Half-Life 1 Got A Glorious Ray-Traced Makeover, Check Out The Trailer And Play Now

black mesa inbound
It seems like every game is getting the ray-tracing treatment these days. We are not complaining because, so far, these improvements have made games that may not have aged well otherwise look gorgeous. One of the first was for Quake II, which breathed new life into the genre-defining arena shooter. Now, fans of award-winning and great games in need of a graphical upgrade are in luck because the original Half-Life has finally gotten its own ray-tracing overhaul.

The project is made possible by ray-tracing mod wizard Sultim Tsyrendashiev, who goes by sultim_t, as well as dedicated contributors to his projects. He is also responsible for giving us ray-traced DOOM. Ever since he announced Half-Life ray-traced a year ago, we have been eagerly awaiting its release. We were given another little preview in October of last year to whet our appetites.
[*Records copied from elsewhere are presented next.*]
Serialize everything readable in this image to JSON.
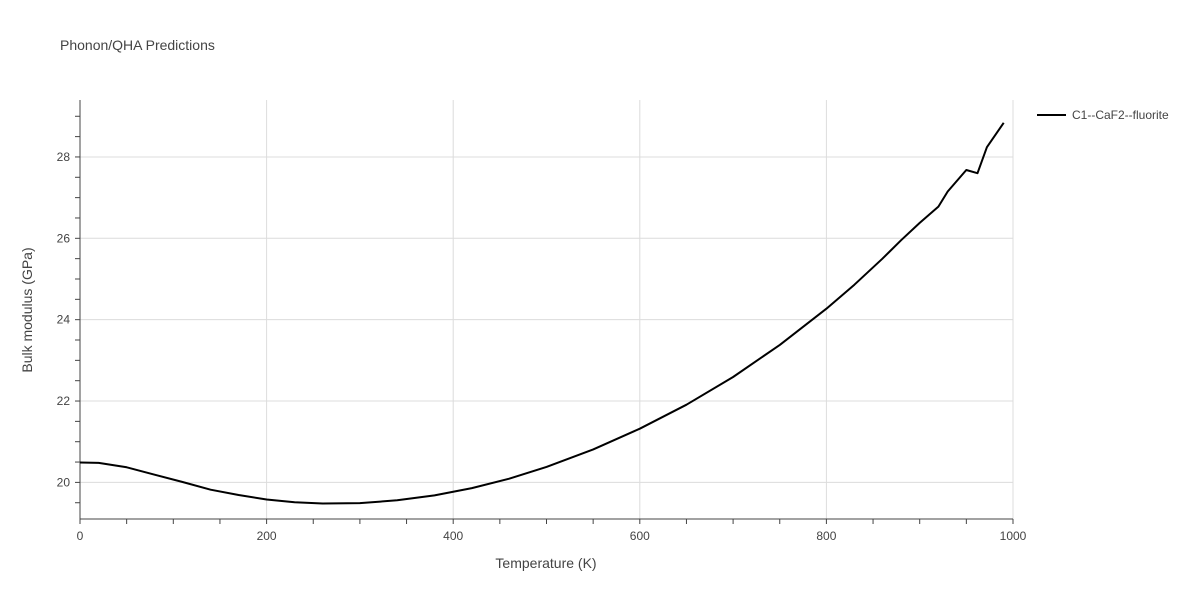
{
  "chart_data": {
    "type": "line",
    "title": "Phonon/QHA Predictions",
    "xlabel": "Temperature (K)",
    "ylabel": "Bulk modulus (GPa)",
    "xlim": [
      0,
      1000
    ],
    "ylim": [
      19.1,
      29.4
    ],
    "xticks": [
      0,
      200,
      400,
      600,
      800,
      1000
    ],
    "yticks": [
      20,
      22,
      24,
      26,
      28
    ],
    "grid": true,
    "legend_position": "top-right",
    "series": [
      {
        "name": "C1--CaF2--fluorite",
        "color": "#000000",
        "x": [
          0,
          20,
          50,
          80,
          110,
          140,
          170,
          200,
          230,
          260,
          300,
          340,
          380,
          420,
          460,
          500,
          550,
          600,
          650,
          700,
          750,
          800,
          830,
          860,
          880,
          900,
          920,
          930,
          950,
          962,
          972,
          990
        ],
        "y": [
          20.49,
          20.48,
          20.37,
          20.19,
          20.01,
          19.82,
          19.69,
          19.58,
          19.51,
          19.48,
          19.49,
          19.56,
          19.68,
          19.86,
          20.09,
          20.38,
          20.81,
          21.32,
          21.91,
          22.59,
          23.38,
          24.27,
          24.86,
          25.5,
          25.95,
          26.38,
          26.78,
          27.15,
          27.68,
          27.6,
          28.24,
          28.84
        ]
      }
    ]
  }
}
Those trailers are beautiful, but the big news is that the mod is available now. Yes, the latest trailer is for the release and looks better than ever!

Half-Life 1: Ray Traced Release Trailer

The lightning from vortigaunts (0:50) is incredibly cool and the muzzle flash of some firearms and the light from the gauss gun that follow is downright sublime. Special attention has been focused on reflections too. We get to see an excellent mirror effect not only in the mirrors of Black Mesa but the reflections of equipped weapons like the laser trip mine.

If you want to pick up this mod, the installation is pretty easy. First, you'll need a Steam version of Half-Life 1, the original version, not Half-Life: Source. Next, you'll need to grab both of the non-source-code files on this github page, which includes more instructions for things like DLSS, then extract them to the local files for Half-Life. Then you just run the unique new executable, and voila! You have Half-life 1 Ray Traced!

half life rt vortigaunt
Half-Life 1: Ray-Traced Vortigaunt

There are some known issues, as the download page points out, which are either limitations of the engine or the fact that some AMD cards with ray tracing still don't fully work as expected. For the most part, people will be happy with the results.

We're hoping for a ray traced update from these folks for the Source engine. Imagine if Black Mesa: Source had this lighting, or even just Half-Life 2 itself—we've already seen what it can do for Portal.